前駆陣痛の検査は特にありません。お腹の張りが10分を切る場合でも、痛みが遠のけば前駆陣痛といえます。陣痛と前駆陣痛の区別は難しく、お産につながれば陣痛、つながらなければ前駆陣痛と結果をみなければわかりません。前駆陣痛の場合は、子宮の出口は開き始めていないことが多く、開いていても1〜2cmほどです。

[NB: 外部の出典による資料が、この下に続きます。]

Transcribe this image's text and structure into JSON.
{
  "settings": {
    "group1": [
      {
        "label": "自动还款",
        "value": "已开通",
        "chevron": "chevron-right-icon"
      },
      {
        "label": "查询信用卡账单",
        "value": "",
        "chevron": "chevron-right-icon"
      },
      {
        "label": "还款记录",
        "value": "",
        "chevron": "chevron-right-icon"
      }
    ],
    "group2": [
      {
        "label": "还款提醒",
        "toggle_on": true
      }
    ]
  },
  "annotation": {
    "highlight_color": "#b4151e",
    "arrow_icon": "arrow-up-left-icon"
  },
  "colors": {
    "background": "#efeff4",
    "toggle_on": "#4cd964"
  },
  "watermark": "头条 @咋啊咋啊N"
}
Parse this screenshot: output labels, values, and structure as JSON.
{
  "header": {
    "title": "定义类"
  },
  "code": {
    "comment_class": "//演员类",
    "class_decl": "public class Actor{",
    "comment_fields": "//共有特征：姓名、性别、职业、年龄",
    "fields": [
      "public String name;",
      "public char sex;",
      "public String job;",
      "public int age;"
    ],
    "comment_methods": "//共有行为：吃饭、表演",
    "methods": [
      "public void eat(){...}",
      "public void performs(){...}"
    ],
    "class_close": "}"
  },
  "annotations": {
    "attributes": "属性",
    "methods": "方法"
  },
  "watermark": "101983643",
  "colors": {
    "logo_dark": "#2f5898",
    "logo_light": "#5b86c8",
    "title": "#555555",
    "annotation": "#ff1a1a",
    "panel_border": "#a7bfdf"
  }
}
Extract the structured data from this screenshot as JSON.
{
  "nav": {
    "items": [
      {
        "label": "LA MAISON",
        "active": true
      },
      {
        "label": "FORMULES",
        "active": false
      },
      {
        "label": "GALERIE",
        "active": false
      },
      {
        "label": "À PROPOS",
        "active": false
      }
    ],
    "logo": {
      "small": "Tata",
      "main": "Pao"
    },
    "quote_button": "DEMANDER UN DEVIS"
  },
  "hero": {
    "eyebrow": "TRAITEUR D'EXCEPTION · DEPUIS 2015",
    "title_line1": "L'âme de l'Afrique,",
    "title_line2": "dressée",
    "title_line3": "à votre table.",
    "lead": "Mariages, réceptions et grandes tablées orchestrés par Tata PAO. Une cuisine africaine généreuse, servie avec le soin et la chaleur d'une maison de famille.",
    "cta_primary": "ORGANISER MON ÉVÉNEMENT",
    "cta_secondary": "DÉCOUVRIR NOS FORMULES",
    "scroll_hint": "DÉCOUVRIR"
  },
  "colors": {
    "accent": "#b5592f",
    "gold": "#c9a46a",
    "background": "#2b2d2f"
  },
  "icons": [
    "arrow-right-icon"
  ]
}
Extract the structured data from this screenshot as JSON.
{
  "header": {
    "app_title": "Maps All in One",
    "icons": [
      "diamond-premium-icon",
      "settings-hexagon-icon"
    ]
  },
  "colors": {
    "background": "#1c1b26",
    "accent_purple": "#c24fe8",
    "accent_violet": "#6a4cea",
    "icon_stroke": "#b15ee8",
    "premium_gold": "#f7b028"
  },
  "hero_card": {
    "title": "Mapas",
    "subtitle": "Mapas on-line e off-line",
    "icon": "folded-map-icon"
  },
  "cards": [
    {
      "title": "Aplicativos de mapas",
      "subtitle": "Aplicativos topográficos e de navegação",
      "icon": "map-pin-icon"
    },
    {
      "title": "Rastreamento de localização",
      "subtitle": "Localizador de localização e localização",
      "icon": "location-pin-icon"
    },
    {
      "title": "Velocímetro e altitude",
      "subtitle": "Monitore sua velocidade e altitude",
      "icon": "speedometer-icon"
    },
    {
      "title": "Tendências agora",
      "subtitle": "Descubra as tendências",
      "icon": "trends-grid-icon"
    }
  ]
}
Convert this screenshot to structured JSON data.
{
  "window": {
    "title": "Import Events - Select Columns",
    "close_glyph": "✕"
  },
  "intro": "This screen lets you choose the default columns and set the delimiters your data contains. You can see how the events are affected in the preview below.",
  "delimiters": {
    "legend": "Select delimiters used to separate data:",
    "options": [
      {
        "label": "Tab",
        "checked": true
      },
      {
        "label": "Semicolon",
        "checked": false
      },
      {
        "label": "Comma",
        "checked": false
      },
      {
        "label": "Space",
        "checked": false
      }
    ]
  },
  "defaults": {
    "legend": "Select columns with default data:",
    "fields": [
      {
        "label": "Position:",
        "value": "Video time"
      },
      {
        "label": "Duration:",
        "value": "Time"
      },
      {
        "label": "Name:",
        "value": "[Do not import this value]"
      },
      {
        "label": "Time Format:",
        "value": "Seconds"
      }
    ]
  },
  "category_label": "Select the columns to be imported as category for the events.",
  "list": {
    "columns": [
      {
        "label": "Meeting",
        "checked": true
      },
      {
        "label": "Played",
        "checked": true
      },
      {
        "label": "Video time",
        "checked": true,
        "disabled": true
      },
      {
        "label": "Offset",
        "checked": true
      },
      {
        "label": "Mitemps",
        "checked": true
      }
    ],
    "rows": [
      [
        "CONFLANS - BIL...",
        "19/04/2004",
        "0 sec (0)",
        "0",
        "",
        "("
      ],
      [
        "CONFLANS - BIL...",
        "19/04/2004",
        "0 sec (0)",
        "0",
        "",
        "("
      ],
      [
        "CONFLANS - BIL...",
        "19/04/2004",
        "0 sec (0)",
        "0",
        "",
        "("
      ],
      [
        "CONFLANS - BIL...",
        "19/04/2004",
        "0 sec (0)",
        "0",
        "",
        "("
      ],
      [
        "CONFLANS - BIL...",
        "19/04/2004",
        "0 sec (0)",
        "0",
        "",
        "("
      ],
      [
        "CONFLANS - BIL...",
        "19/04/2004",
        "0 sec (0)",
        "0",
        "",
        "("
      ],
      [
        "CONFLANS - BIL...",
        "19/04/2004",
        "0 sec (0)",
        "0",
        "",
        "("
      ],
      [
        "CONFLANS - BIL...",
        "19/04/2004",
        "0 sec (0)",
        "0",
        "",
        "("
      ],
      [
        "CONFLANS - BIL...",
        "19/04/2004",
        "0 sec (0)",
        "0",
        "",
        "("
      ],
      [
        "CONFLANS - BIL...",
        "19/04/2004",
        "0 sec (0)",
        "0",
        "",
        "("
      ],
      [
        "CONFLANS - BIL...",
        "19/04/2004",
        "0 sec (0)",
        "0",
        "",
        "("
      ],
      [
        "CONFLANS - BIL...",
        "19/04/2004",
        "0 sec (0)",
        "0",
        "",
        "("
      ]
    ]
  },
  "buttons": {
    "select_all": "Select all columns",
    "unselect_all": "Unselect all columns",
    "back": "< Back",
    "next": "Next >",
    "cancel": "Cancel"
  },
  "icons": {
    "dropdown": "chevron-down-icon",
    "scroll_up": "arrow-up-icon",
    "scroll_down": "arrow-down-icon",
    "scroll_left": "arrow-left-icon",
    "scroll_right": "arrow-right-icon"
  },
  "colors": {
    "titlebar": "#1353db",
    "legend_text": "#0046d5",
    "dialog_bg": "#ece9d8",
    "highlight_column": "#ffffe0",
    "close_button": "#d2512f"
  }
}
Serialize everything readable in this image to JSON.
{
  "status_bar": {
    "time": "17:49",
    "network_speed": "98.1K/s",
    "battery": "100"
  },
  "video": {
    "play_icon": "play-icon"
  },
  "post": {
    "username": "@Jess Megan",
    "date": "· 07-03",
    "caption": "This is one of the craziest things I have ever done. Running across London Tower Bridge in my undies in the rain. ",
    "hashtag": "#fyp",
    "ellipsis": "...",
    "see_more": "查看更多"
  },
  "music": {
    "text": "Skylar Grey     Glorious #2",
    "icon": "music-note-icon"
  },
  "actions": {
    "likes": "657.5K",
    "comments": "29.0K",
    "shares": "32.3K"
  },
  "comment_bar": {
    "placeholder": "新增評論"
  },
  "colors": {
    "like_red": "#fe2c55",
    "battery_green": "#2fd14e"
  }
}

10分間隔のお腹の張りがあり、痛みがどんどん強くなる場合は陣痛の可能性があります。前駆陣痛なのか陣痛なのか判断できない場合は、出産予定の病院に連絡してみましょう。お産につながる陣痛であると判断され入院した後は、胎児心拍モニタリングを行い、規則的な陣痛がきているか確認します。

前駆陣痛の治療

前駆陣痛は出産の経過の1つであるため治療は特に必要ありませんが、前駆陣痛なのか陣痛なのか見分けることが重要です。いつ陣痛がきてもいいように病院受診のタイミングを把握しておきましょう。

分娩が近づいたサイン

おしるし、おりものの増加、子宮口の開き、恥骨の痛み、おしっこが近い、子宮底が下がるなどの症状が見られたら、もうすぐ分娩が近づいているととらえてよいでしょう。

受診のタイミング

出産につながる陣痛は、規則的で10分以内の間隔または1時間に6回以上であるといわれています。初産婦は10分間隔の陣痛、経産婦は15分間隔の陣痛になったら産院に連絡するタイミングです。受診の目安は産院によって異なる場合があるので、主治医の指示を優先してください。
また陣痛は個人差があるので受診するか迷う場合は、自分で判断せずに産院に相談することをおすすめします。

前駆陣痛になりやすい人・予防の方法

前駆陣痛は妊娠後期になると誰でもみられます。胎児が生まれてくる準備をしている証拠であり、予防する必要はなく普段通りの生活を送っても問題ありません。
ただし切迫早産などの診断がある場合は、安静が必要なため主治医の指示に従いましょう。妊娠37週以降であれば陣痛につながるように、下記を意識して過ごすことをおすすめします。

陣痛がくるまでの過ごし方

①適度に運動する
前駆陣痛があっても、特別安静にする必要はありません。出産にむけた体力づくりのために、無理のない範囲でストレッチやウォーキングなどをおこないましょう。外出時には必ず母子手帳を持参し、すぐに病院にいけるように遠出は避けましょう。

②リラックスして過ごす
緊張や不安は子宮の出口を硬くし、分娩を長引かせることがあります。リラックスを意識し、好きなことをして過ごしましょう。

③休めるときに睡眠をとる
睡眠不足で体力がなくなると、陣痛が弱くなりお産が長引くことがあります。休めるときに寝て、体力や気力を温存しておきましょう。

④体を冷やさない
足首まである靴下を履いたり温かい湯船につかったりして、温かくして過ごしましょう。

⑤入院の最終確認をする
いつでも入院できるように、入院バッグの最終準備や入院時の交通手段の再確認をおこないましょう。

⑥産後の育児支援の準備をする
産後の生活を見据えてパートナーや家族と話し合い、新生児の世話や家事の分担などの計画を立てましょう。パートナーや家族の協力を得ることが難しい場合は、住んでいる市町村の産後ケアを調べてすぐに利用できるように手配しておくことをおすすめします。